With only two days left before the demo, I went back to researching alternatives.
After another long night of searching I narrowed the remaining candidates down to three.
Janus
Janus is a very powerfull battle tested sfu that many big companies used including slack when they first launched their calls feature back on 2016 , it has a very good documentation but it also had a lot of features and a lot of integration to setup which made it very hard for use to fully understand the documentation and how to integrate it in only 2 days.
MediaMTX
MediaMtx is a promising famous repo with over 18k stars on github , however internally it is not an sfu per say but a Media server and proxy so it is similar to an MCU rather than an SFU, tho it had a good features I decided to move away from it in the meantime
SRS (Simple Realtime Server)
SRS is a simple and easy to use streaming server that supports variety of protocols which includes (hls, rtmp , webrtc, sfu , mcu ,whip-whep...etc) , And we were already hosting it on our own server for normal hls streaming purposes so we had a lot of experience with it and we knew how to integrate it with our existing infrastructure , it also had a very good documentation and a very active community which made it very easy for us to understand how to use it and how to integrate it with our existing infrastructure .
There was also another solution I never evaluated: LiveKit. Had I looked at it earlier I might have gone with it instead, although given the time constraints I still think familiarity and existing infrastructure would probably have outweighed technical elegance.
What we ended up choosing
At this point you can probably guess what we chose.
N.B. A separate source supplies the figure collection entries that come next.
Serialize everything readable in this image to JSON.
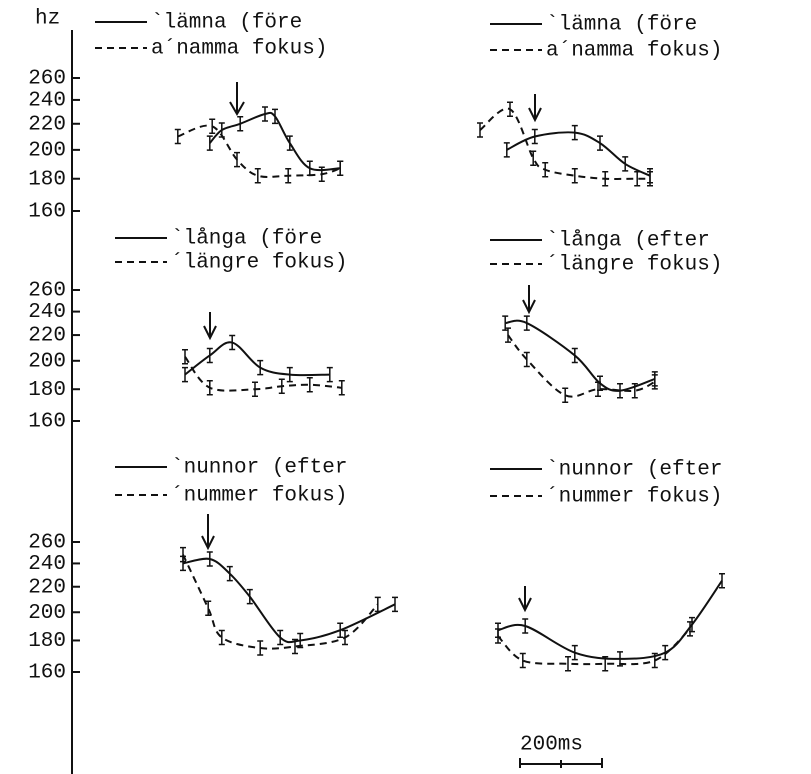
{
  "y_axis_label": "hz",
  "scale_bar_label": "200ms",
  "chart_data": [
    {
      "type": "line",
      "ylim": [
        160,
        260
      ],
      "yticks": [
        160,
        180,
        200,
        220,
        240,
        260
      ],
      "log_scale": true,
      "xlim": [
        0,
        650
      ],
      "series": [
        {
          "name": "`lämna (före",
          "style": "solid",
          "color": "#111",
          "x": [
            112,
            142,
            188,
            250,
            275,
            312,
            362,
            438
          ],
          "values": [
            205,
            215,
            220,
            228,
            226,
            205,
            187,
            187
          ]
        },
        {
          "name": "a´namma fokus)",
          "style": "dashed",
          "color": "#111",
          "x": [
            32,
            118,
            180,
            232,
            308,
            392,
            438
          ],
          "values": [
            210,
            218,
            193,
            182,
            182,
            183,
            187
          ]
        }
      ]
    },
    {
      "type": "line",
      "ylim": [
        160,
        260
      ],
      "log_scale": true,
      "xlim": [
        0,
        650
      ],
      "series": [
        {
          "name": "`lämna (före",
          "style": "solid",
          "color": "#111",
          "x": [
            92,
            162,
            262,
            325,
            388,
            450
          ],
          "values": [
            200,
            210,
            213,
            205,
            190,
            182
          ]
        },
        {
          "name": "a´namma fokus)",
          "style": "dashed",
          "color": "#111",
          "x": [
            25,
            100,
            158,
            188,
            262,
            338,
            418,
            450
          ],
          "values": [
            215,
            232,
            194,
            186,
            182,
            180,
            180,
            180
          ]
        }
      ]
    },
    {
      "type": "line",
      "ylim": [
        160,
        260
      ],
      "yticks": [
        160,
        180,
        200,
        220,
        240,
        260
      ],
      "log_scale": true,
      "xlim": [
        0,
        650
      ],
      "series": [
        {
          "name": "`långa (före",
          "style": "solid",
          "color": "#111",
          "x": [
            50,
            112,
            168,
            238,
            312,
            412
          ],
          "values": [
            190,
            204,
            214,
            195,
            190,
            190
          ]
        },
        {
          "name": "´längre fokus)",
          "style": "dashed",
          "color": "#111",
          "x": [
            50,
            112,
            225,
            292,
            362,
            442
          ],
          "values": [
            203,
            181,
            180,
            182,
            183,
            181
          ]
        }
      ]
    },
    {
      "type": "line",
      "ylim": [
        160,
        260
      ],
      "log_scale": true,
      "xlim": [
        0,
        650
      ],
      "series": [
        {
          "name": "`långa (efter",
          "style": "solid",
          "color": "#111",
          "x": [
            88,
            142,
            262,
            325,
            375,
            462
          ],
          "values": [
            230,
            230,
            204,
            184,
            179,
            187
          ]
        },
        {
          "name": "´längre fokus)",
          "style": "dashed",
          "color": "#111",
          "x": [
            95,
            142,
            238,
            320,
            412,
            462
          ],
          "values": [
            220,
            201,
            176,
            180,
            179,
            185
          ]
        }
      ]
    },
    {
      "type": "line",
      "ylim": [
        160,
        260
      ],
      "yticks": [
        160,
        180,
        200,
        220,
        240,
        260
      ],
      "log_scale": true,
      "xlim": [
        0,
        650
      ],
      "series": [
        {
          "name": "`nunnor (efter",
          "style": "solid",
          "color": "#111",
          "x": [
            45,
            112,
            162,
            212,
            288,
            338,
            438,
            575
          ],
          "values": [
            240,
            244,
            231,
            212,
            182,
            180,
            187,
            206
          ]
        },
        {
          "name": "´nummer fokus)",
          "style": "dashed",
          "color": "#111",
          "x": [
            45,
            108,
            142,
            238,
            325,
            450,
            532
          ],
          "values": [
            248,
            203,
            182,
            175,
            176,
            182,
            206
          ]
        }
      ]
    },
    {
      "type": "line",
      "ylim": [
        160,
        260
      ],
      "log_scale": true,
      "xlim": [
        0,
        650
      ],
      "series": [
        {
          "name": "`nunnor (efter",
          "style": "solid",
          "color": "#111",
          "x": [
            70,
            138,
            262,
            375,
            488,
            555,
            630
          ],
          "values": [
            187,
            190,
            172,
            168,
            172,
            191,
            225
          ]
        },
        {
          "name": "´nummer fokus)",
          "style": "dashed",
          "color": "#111",
          "x": [
            70,
            132,
            245,
            338,
            462,
            550
          ],
          "values": [
            183,
            167,
            165,
            165,
            167,
            188
          ]
        }
      ]
    }
  ]
}
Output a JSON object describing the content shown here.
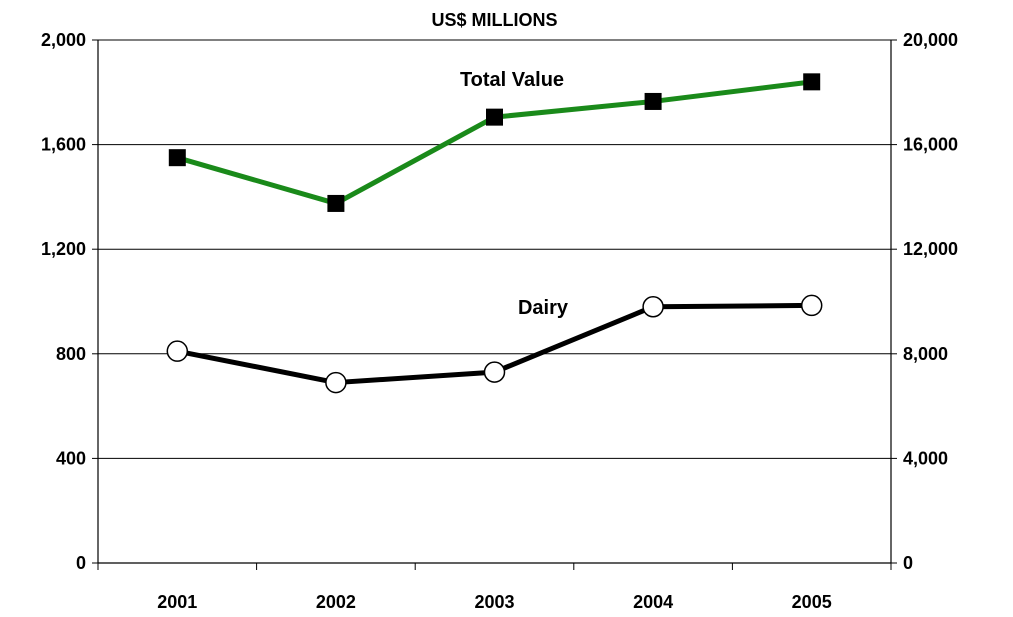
{
  "chart_data": {
    "type": "line",
    "title": "US$ MILLIONS",
    "xlabel": "",
    "ylabel": "",
    "categories": [
      "2001",
      "2002",
      "2003",
      "2004",
      "2005"
    ],
    "y_left": {
      "range": [
        0,
        2000
      ],
      "ticks": [
        0,
        400,
        800,
        1200,
        1600,
        2000
      ],
      "tick_labels": [
        "0",
        "400",
        "800",
        "1,200",
        "1,600",
        "2,000"
      ]
    },
    "y_right": {
      "range": [
        0,
        20000
      ],
      "ticks": [
        0,
        4000,
        8000,
        12000,
        16000,
        20000
      ],
      "tick_labels": [
        "0",
        "4,000",
        "8,000",
        "12,000",
        "16,000",
        "20,000"
      ]
    },
    "grid": "horizontal",
    "legend": "none",
    "series": [
      {
        "name": "Total Value",
        "axis": "right",
        "values": [
          15500,
          13750,
          17050,
          17650,
          18400
        ],
        "color": "#1a8a1a",
        "marker": "filled-square",
        "marker_color": "#000000"
      },
      {
        "name": "Dairy",
        "axis": "left",
        "values": [
          810,
          690,
          730,
          980,
          985
        ],
        "color": "#000000",
        "marker": "open-circle",
        "marker_color": "#ffffff"
      }
    ]
  }
}
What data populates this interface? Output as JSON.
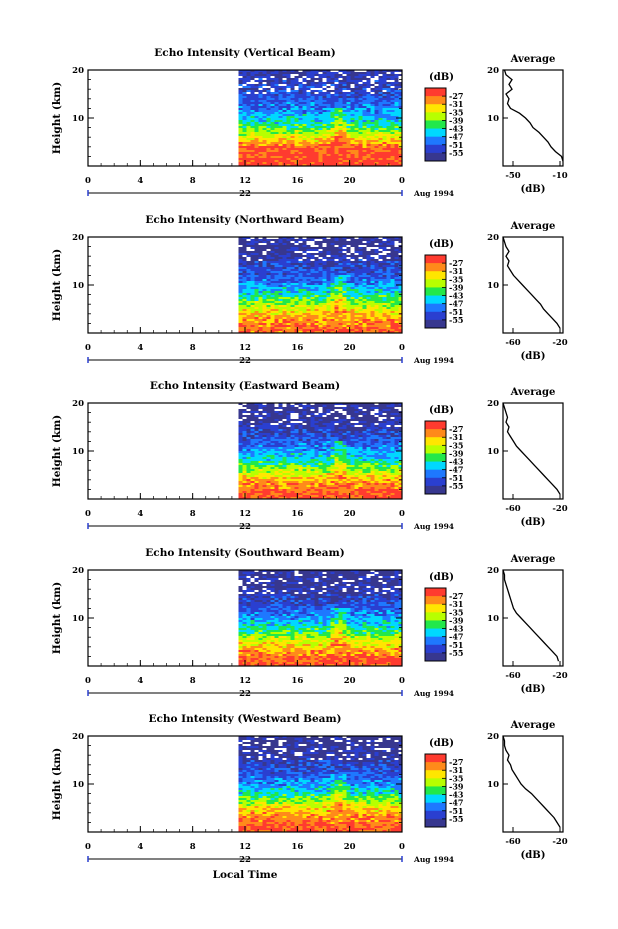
{
  "figure": {
    "xlabel": "Local Time",
    "time_ticks": [
      "0",
      "4",
      "8",
      "12",
      "16",
      "20",
      "0"
    ],
    "date_tick": "22",
    "date_label": "Aug 1994",
    "height_ticks": [
      "20",
      "10"
    ],
    "ylabel": "Height (km)",
    "colorbar_unit": "(dB)",
    "colorbar_ticks": [
      "-27",
      "-31",
      "-35",
      "-39",
      "-43",
      "-47",
      "-51",
      "-55"
    ],
    "colorbar_colors": [
      "#ff3b2f",
      "#ff8a1a",
      "#ffe600",
      "#b8ff00",
      "#22e84a",
      "#00d8ff",
      "#1e78ff",
      "#2a3fd0",
      "#37378f"
    ],
    "avg_title": "Average",
    "avg_xlabel": "(dB)"
  },
  "panels": [
    {
      "title": "Echo Intensity (Vertical Beam)",
      "avg_ticks": [
        "-50",
        "-10"
      ]
    },
    {
      "title": "Echo Intensity (Northward Beam)",
      "avg_ticks": [
        "-60",
        "-20"
      ]
    },
    {
      "title": "Echo Intensity (Eastward Beam)",
      "avg_ticks": [
        "-60",
        "-20"
      ]
    },
    {
      "title": "Echo Intensity (Southward Beam)",
      "avg_ticks": [
        "-60",
        "-20"
      ]
    },
    {
      "title": "Echo Intensity (Westward Beam)",
      "avg_ticks": [
        "-60",
        "-20"
      ]
    }
  ],
  "chart_data": [
    {
      "type": "heatmap",
      "title": "Echo Intensity (Vertical Beam)",
      "xlabel": "Local Time",
      "ylabel": "Height (km)",
      "colorbar_label": "(dB)",
      "x_range_hours": [
        0,
        24
      ],
      "data_start_hour": 11.5,
      "ylim_km": [
        0,
        20
      ],
      "colorbar_range": [
        -55,
        -27
      ],
      "typical_intensity_by_height": {
        "km": [
          1,
          2,
          4,
          6,
          8,
          10,
          12,
          14,
          16,
          18,
          20
        ],
        "dB": [
          -27,
          -27,
          -29,
          -35,
          -41,
          -45,
          -48,
          -50,
          -52,
          -53,
          -54
        ]
      }
    },
    {
      "type": "line",
      "title": "Average",
      "xlabel": "(dB)",
      "xlim": [
        -50,
        -10
      ],
      "ylim": [
        0,
        20
      ],
      "height_km": [
        1,
        2,
        3,
        4,
        5,
        6,
        7,
        8,
        9,
        10,
        11,
        12,
        13,
        14,
        15,
        16,
        17,
        18,
        19,
        20
      ],
      "values_dB": [
        -10,
        -11,
        -15,
        -18,
        -20,
        -23,
        -26,
        -30,
        -32,
        -35,
        -39,
        -45,
        -47,
        -46,
        -48,
        -44,
        -46,
        -44,
        -48,
        -49
      ]
    },
    {
      "type": "heatmap",
      "title": "Echo Intensity (Northward Beam)",
      "xlabel": "Local Time",
      "ylabel": "Height (km)",
      "colorbar_label": "(dB)",
      "x_range_hours": [
        0,
        24
      ],
      "data_start_hour": 11.5,
      "ylim_km": [
        0,
        20
      ],
      "colorbar_range": [
        -55,
        -27
      ],
      "typical_intensity_by_height": {
        "km": [
          1,
          2,
          4,
          6,
          8,
          10,
          12,
          14,
          16,
          18,
          20
        ],
        "dB": [
          -29,
          -30,
          -33,
          -38,
          -43,
          -47,
          -50,
          -52,
          -54,
          -55,
          -55
        ]
      }
    },
    {
      "type": "line",
      "title": "Average",
      "xlabel": "(dB)",
      "xlim": [
        -60,
        -20
      ],
      "ylim": [
        0,
        20
      ],
      "height_km": [
        1,
        2,
        3,
        4,
        5,
        6,
        7,
        8,
        9,
        10,
        11,
        12,
        13,
        14,
        15,
        16,
        17,
        18,
        19,
        20
      ],
      "values_dB": [
        -22,
        -24,
        -27,
        -30,
        -33,
        -35,
        -38,
        -41,
        -44,
        -47,
        -50,
        -53,
        -55,
        -57,
        -56,
        -58,
        -56,
        -58,
        -59,
        -60
      ]
    },
    {
      "type": "heatmap",
      "title": "Echo Intensity (Eastward Beam)",
      "xlabel": "Local Time",
      "ylabel": "Height (km)",
      "colorbar_label": "(dB)",
      "x_range_hours": [
        0,
        24
      ],
      "data_start_hour": 11.5,
      "ylim_km": [
        0,
        20
      ],
      "colorbar_range": [
        -55,
        -27
      ],
      "typical_intensity_by_height": {
        "km": [
          1,
          2,
          4,
          6,
          8,
          10,
          12,
          14,
          16,
          18,
          20
        ],
        "dB": [
          -28,
          -29,
          -32,
          -38,
          -43,
          -47,
          -50,
          -52,
          -54,
          -55,
          -55
        ]
      }
    },
    {
      "type": "line",
      "title": "Average",
      "xlabel": "(dB)",
      "xlim": [
        -60,
        -20
      ],
      "ylim": [
        0,
        20
      ],
      "height_km": [
        1,
        2,
        3,
        4,
        5,
        6,
        7,
        8,
        9,
        10,
        11,
        12,
        13,
        14,
        15,
        16,
        17,
        18,
        19,
        20
      ],
      "values_dB": [
        -22,
        -24,
        -27,
        -30,
        -33,
        -36,
        -39,
        -42,
        -45,
        -48,
        -51,
        -53,
        -55,
        -57,
        -56,
        -58,
        -57,
        -58,
        -59,
        -60
      ]
    },
    {
      "type": "heatmap",
      "title": "Echo Intensity (Southward Beam)",
      "xlabel": "Local Time",
      "ylabel": "Height (km)",
      "colorbar_label": "(dB)",
      "x_range_hours": [
        0,
        24
      ],
      "data_start_hour": 11.5,
      "ylim_km": [
        0,
        20
      ],
      "colorbar_range": [
        -55,
        -27
      ],
      "typical_intensity_by_height": {
        "km": [
          1,
          2,
          4,
          6,
          8,
          10,
          12,
          14,
          16,
          18,
          20
        ],
        "dB": [
          -28,
          -29,
          -33,
          -38,
          -43,
          -47,
          -50,
          -52,
          -54,
          -55,
          -55
        ]
      }
    },
    {
      "type": "line",
      "title": "Average",
      "xlabel": "(dB)",
      "xlim": [
        -60,
        -20
      ],
      "ylim": [
        0,
        20
      ],
      "height_km": [
        1,
        2,
        3,
        4,
        5,
        6,
        7,
        8,
        9,
        10,
        11,
        12,
        13,
        14,
        15,
        16,
        17,
        18,
        19,
        20
      ],
      "values_dB": [
        -23,
        -24,
        -27,
        -30,
        -33,
        -36,
        -39,
        -42,
        -45,
        -48,
        -51,
        -53,
        -54,
        -55,
        -56,
        -57,
        -58,
        -59,
        -59,
        -60
      ]
    },
    {
      "type": "heatmap",
      "title": "Echo Intensity (Westward Beam)",
      "xlabel": "Local Time",
      "ylabel": "Height (km)",
      "colorbar_label": "(dB)",
      "x_range_hours": [
        0,
        24
      ],
      "data_start_hour": 11.5,
      "ylim_km": [
        0,
        20
      ],
      "colorbar_range": [
        -55,
        -27
      ],
      "typical_intensity_by_height": {
        "km": [
          1,
          2,
          4,
          6,
          8,
          10,
          12,
          14,
          16,
          18,
          20
        ],
        "dB": [
          -28,
          -29,
          -32,
          -37,
          -43,
          -47,
          -50,
          -52,
          -54,
          -55,
          -55
        ]
      }
    },
    {
      "type": "line",
      "title": "Average",
      "xlabel": "(dB)",
      "xlim": [
        -60,
        -20
      ],
      "ylim": [
        0,
        20
      ],
      "height_km": [
        1,
        2,
        3,
        4,
        5,
        6,
        7,
        8,
        9,
        10,
        11,
        12,
        13,
        14,
        15,
        16,
        17,
        18,
        19,
        20
      ],
      "values_dB": [
        -22,
        -24,
        -26,
        -29,
        -32,
        -35,
        -38,
        -41,
        -45,
        -48,
        -50,
        -52,
        -54,
        -55,
        -57,
        -56,
        -58,
        -59,
        -59,
        -60
      ]
    }
  ]
}
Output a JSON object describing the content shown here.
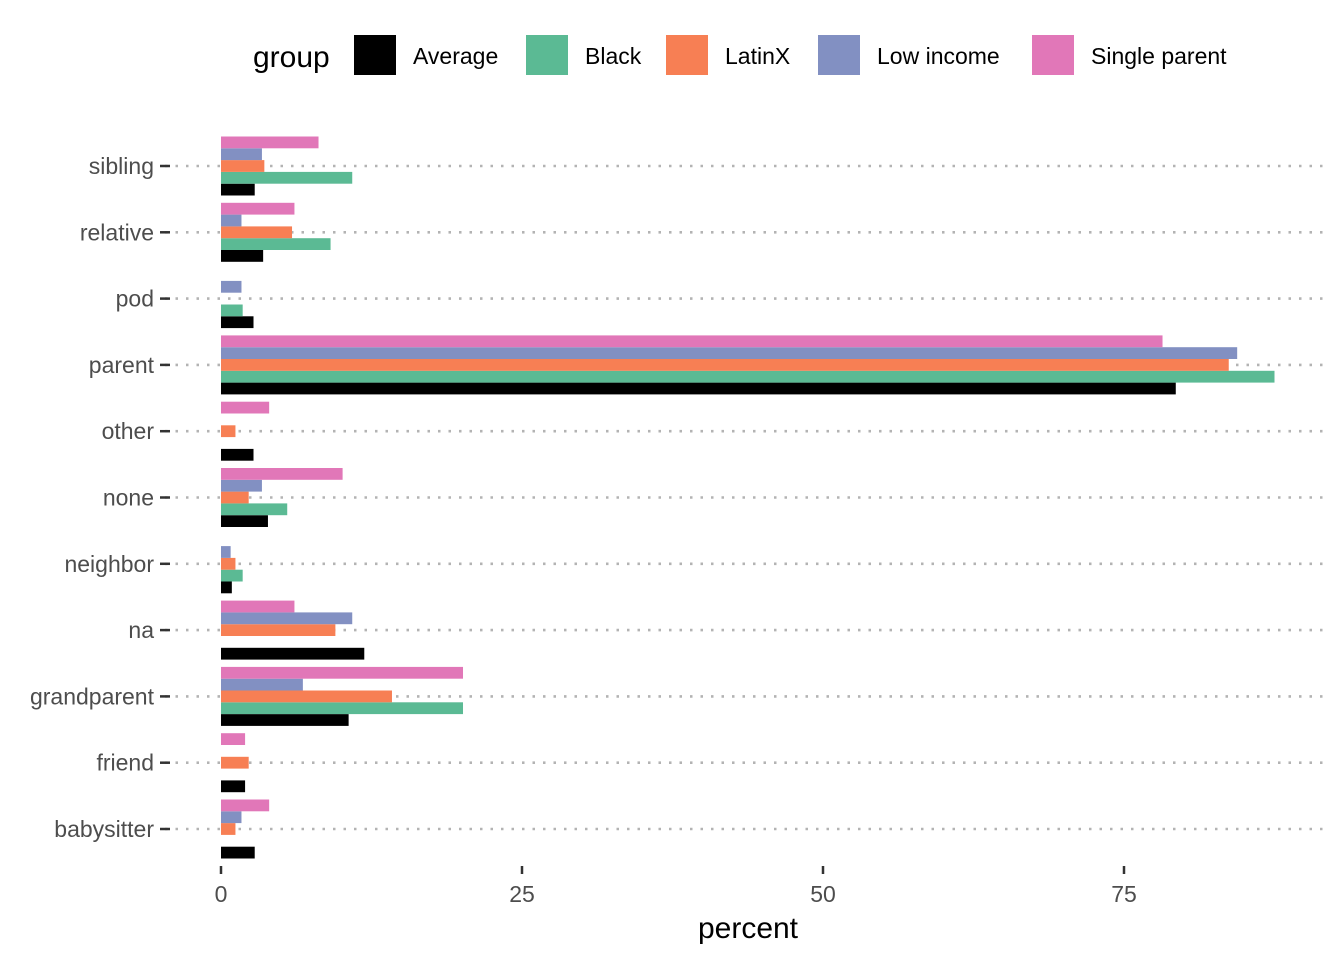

We ended up going with SRS for several reasons:
- We were already hosting it.
- We already knew how to operate it.
- Integration with our existing infrastructure was straightforward.
- Documentation was excellent.
- The community was active.
- It fit the timeline better than every other option.
Final Thoughts
If I want the reader to take away just one thing from this story, it's pragmatism.
Most of the time, you won't have the luxury of unlimited time or constraint-free requirements. Engineering isn't always about choosing the technically best solution—it's about choosing the solution that best fits your constraints, your team, and your timeline.
That's exactly what happened here. SRS wasn't necessarily the "best" solution on paper, but it was the one that fit our constraints, integrated well with our existing infrastructure, and allowed us to deliver the feature on time. In the end, that's what mattered.